Selain itu, The Petroleum Authority of Thailand Exploration and Production Public Company Limited berkedudukan di Thailand, sebagai tergugat II, serta The Petroleum Authority of Thailand Public Company Limited (PTT PCL) berkedudukan di Thailand, sebagai tergugat III.

"Sementara PTTEP AA sebagai tergugat I tidak hadir tanpa keterangan dalam sidang perdana di PN Jakarta Pusat itu," katanya.

Namun, Majelis Hakim akan memanggil PTTEP AA secara resmi lewat pengadilan untuk hadir dalam sidang berikutnya yang akan digelar pada 22 November 2017.

Menurut Herman, perkara itu bermula dari Deputi Arif Havas Oegroseno yang mengatakan ketiga perusahaan itu bertanggungjawab secara sendiri-sendiri maupun tanggung renteng berdasarkan prinsip hukum nasional dan hukum internasional atas meledaknya kilang minyak Montara pada 2009 silam.

Pemerintah Indonesia mengajukan gugatan terhadap perusahaan pencemar Laut Timor itu dengan total ganti rugi sebesar Rp23 triliun.

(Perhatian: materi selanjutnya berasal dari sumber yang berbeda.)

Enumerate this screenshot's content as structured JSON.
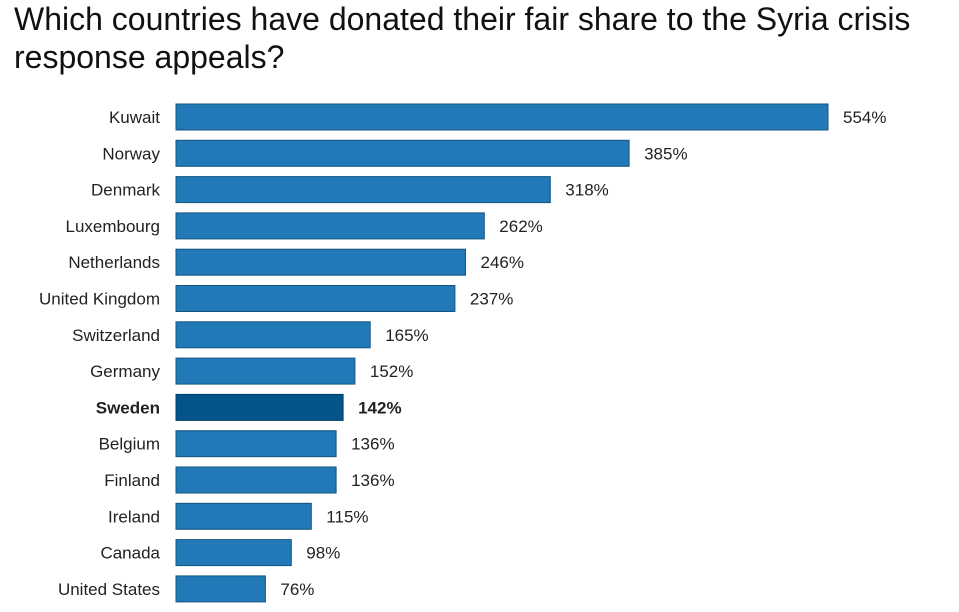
{
  "chart_data": {
    "type": "bar",
    "orientation": "horizontal",
    "title": "Which countries have donated their fair share to the Syria crisis response appeals?",
    "categories": [
      "Kuwait",
      "Norway",
      "Denmark",
      "Luxembourg",
      "Netherlands",
      "United Kingdom",
      "Switzerland",
      "Germany",
      "Sweden",
      "Belgium",
      "Finland",
      "Ireland",
      "Canada",
      "United States"
    ],
    "values": [
      554,
      385,
      318,
      262,
      246,
      237,
      165,
      152,
      142,
      136,
      136,
      115,
      98,
      76
    ],
    "value_labels": [
      "554%",
      "385%",
      "318%",
      "262%",
      "246%",
      "237%",
      "165%",
      "152%",
      "142%",
      "136%",
      "136%",
      "115%",
      "98%",
      "76%"
    ],
    "unit": "%",
    "highlighted_category": "Sweden",
    "xlim": [
      0,
      554
    ],
    "grid": false,
    "legend": "none",
    "colors": {
      "bar": "#2179b8",
      "bar_stroke": "#14557f",
      "highlight": "#02548a",
      "highlight_stroke": "#013f68"
    }
  }
}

Menurut Herman, pihaknya menerima informasi dari jaringan OWI di Jakarta sekitar dua minggu yang lalu bahwa Havas Oegroseno telah mengirimkan surat faksimili ke Perwakilan RI di Canberra dan Sydney untuk mencari tahu nama yang benar dari perusahaan pencemar Laut Timor untuk merubah gugatannya.

"Jaringan OWI di Jakarta menyatakan dalam surat faksimili itu juga Havas meminta dan menyampaikan beberapa hal yang belum dapat saya ungkapkan," katanya.

Namun menurutnya, upaya itu seolah mengeliminir sikap tegas Menko Bidang Kemaritiman Luhut Binsar Pandjaitan yang berkomitmen penuh untuk menyelesaikan kasus pencemaran tersebut.

"Yang pasti Havas telah menugaskan dua orang stafnya ke Australia guna menemui Perwakilan RI di Canberra dan di Sydney, untuk maksud tersebut," katanya.

Untuk itu, Herman meminta Presiden Joko Widodo dan Menko Bidang Kemaritiman Luhut Binsar Pandjaitan untuk segera meminta pertanggungjawaban Arif Havas Oegroseno atas tindakannya yang salah itu.

"Bagi kami, masalah pencemaran Laut Timor ini menyangkut harga diri dan kedaulatan bangsa Indonesia, sehingga Havas Oegroseno patut untuk dimintai pertanggungjawabannya," demikian Herman Jaya.